While the members of Susto are not all local anymore, My Entire Life was mostly recorded at Charleston studio The Space with producer Wolfgang Zimmerman, who has played an important creative role in the group since its first album in 2014. The band recorded sessions for the album in other studios in North Carolina, Georgia and Mexico.
Susto will return Sept. 2 for a hometown show at The Refinery with North Carolina rock band Big Something and Charleston indie act Easy Honey.
My Entire Life is sonically intricate. In addition to Osborne on vocals and guitar, Marshall Hudson on drums, percussion and piano, Kevin Early on bass and Johnny Delaware on guitar, synth and keys, there are instrumental contributions from former Susto bandmates Dries Vandenberg of Human Resources, Dylan Dawkins of Persona La Ave and bassist Jordan Hicks as well as Zimmerman.
While the band has switched up its members throughout the years, Hudson and Delaware have worked with Osborne since day one.
“It’s taken a long time to get as comfortable with each other as we are,” Osborne said. “We disagree a lot — everybody has a different opinion and a different perspective. And I think that’s kind of why what really helped us — it just creates this well-rounded editing process to where what we all think works best moves to the front and gets perfected.”
A culmination of experiences
Almost half the songs on My Entire Life revealed themselves to Osborne during a time of major life changes after finishing up the 2021 album Time in the Sun, he said, while songs such as “Rock On” and “Break Free, Rolling Stone” were written several years earlier.
“I write stream of consciousness,” he said, “I felt like there was something going on in me that I hadn’t really reckoned with, and the songs were pointing to that. Then a lot of things in my personal life came to a head and a lot of big shifts happened and I was like, ‘Wow, I’ve written this song thinking I was writing about this, and it means so much more to me now in a different way.’ And I think that was probably the most surprising thing, seeing how the songs evolved in meaning to me, the creator of them.”
Hudson, who doubles as drummer and art director for the band, said he intended the album cover to be a visual summation of Susto, just as the title My Entire Life signals encapsulation.
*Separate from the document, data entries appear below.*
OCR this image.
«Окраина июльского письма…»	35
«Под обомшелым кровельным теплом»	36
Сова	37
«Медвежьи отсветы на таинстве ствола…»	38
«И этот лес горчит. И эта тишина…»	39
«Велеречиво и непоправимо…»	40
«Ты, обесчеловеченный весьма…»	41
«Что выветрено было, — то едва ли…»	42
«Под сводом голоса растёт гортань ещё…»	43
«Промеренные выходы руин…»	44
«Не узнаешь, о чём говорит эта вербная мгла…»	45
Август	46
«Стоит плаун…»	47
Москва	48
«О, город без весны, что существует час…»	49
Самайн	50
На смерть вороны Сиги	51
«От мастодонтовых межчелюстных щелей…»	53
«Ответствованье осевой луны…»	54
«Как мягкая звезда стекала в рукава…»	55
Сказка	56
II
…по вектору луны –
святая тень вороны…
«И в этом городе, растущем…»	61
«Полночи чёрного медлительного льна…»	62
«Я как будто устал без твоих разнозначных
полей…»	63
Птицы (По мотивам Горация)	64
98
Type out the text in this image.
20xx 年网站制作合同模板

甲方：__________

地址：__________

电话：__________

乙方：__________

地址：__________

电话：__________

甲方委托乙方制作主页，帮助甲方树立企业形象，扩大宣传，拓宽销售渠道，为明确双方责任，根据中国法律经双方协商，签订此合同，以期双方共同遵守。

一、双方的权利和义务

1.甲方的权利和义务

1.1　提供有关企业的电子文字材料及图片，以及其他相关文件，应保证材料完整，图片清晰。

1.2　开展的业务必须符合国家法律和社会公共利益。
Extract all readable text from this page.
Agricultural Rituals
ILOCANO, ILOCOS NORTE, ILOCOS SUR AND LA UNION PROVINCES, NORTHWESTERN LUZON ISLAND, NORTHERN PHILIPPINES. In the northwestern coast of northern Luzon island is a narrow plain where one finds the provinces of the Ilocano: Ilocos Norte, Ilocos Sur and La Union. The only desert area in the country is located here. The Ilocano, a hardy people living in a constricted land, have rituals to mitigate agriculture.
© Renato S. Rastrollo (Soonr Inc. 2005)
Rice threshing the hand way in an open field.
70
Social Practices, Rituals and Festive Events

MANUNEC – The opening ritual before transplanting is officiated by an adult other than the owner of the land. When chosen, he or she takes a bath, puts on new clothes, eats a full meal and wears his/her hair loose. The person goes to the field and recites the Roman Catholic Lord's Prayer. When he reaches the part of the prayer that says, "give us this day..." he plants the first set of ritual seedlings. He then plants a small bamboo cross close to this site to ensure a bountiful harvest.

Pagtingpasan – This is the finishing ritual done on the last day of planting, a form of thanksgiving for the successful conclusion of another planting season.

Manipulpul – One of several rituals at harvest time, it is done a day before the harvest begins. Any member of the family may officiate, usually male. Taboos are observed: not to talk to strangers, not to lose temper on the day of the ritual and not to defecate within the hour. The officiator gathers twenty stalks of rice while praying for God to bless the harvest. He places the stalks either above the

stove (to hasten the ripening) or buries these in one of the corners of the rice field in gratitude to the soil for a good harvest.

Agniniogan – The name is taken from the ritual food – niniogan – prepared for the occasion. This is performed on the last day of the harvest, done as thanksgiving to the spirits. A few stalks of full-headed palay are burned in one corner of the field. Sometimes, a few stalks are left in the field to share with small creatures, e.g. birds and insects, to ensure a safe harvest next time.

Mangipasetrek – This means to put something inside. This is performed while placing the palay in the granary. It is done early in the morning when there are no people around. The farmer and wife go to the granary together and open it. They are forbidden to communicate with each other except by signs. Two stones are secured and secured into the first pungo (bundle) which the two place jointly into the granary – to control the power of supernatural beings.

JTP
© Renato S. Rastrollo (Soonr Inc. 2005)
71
The cover is an oil painting by Scottish artist Gordy Livingstone.
“The album represents a lot of maturity for the band and for Justin as a songwriter,” Hudson told the City Paper. “I wanted this cover to borrow pieces from all the other albums. And I wanted it to kind of look like a progression from Time in the Sun. That’s why this painting works so perfectly because it has that little sun in it. Also, the guy depicted in the cover has indistinguishable knuckle tats. Justin has ‘acid boys’ on his knuckles, so that was a happy accident.”
Osborne’s lyrics are strung together with wishes and visions on the new record, striking a melancholic nerve.
“We’re not shying away from the hard topics because we need music for that too,” Osborne said. “It’s a band very inspired by Southern gothic and confessionals. A lot of the literary inspirations are taking that same sort of lane.”
The instrumental textures of the blissed out track “Tina” (slang for methamphetamine) were intended to capture a drug-induced high. Osborne holds a bitterness in a resigned tone as he sings about addiction and despair: “Is it freedom, is it pain / When it’s standing still in your veins / Tell me you’re sick / Or are we all just fallin’ to pieces.”
Osborne said two of his brothers struggle with addiction, which weighs heavily on his mom. His mournful lyrics are succinct and wrenching: “Now she’s feedin’ on lost souls just like a prophet / But with drugs like that, who needs God anyway.”
That Susto continues to put out music is evidence of the power of human connection.
“The thing that’s been the driving force for me has really been the people around me,” Osborne said. “Sometimes I’m lazy or neglectful of the actual times that matter the most, arguably, which are sitting down and trying to write about what I’m feeling. On this record, over half the songs [came from] people pushing me. And I’m thankful for it because a lot of times I don’t have confidence in myself.”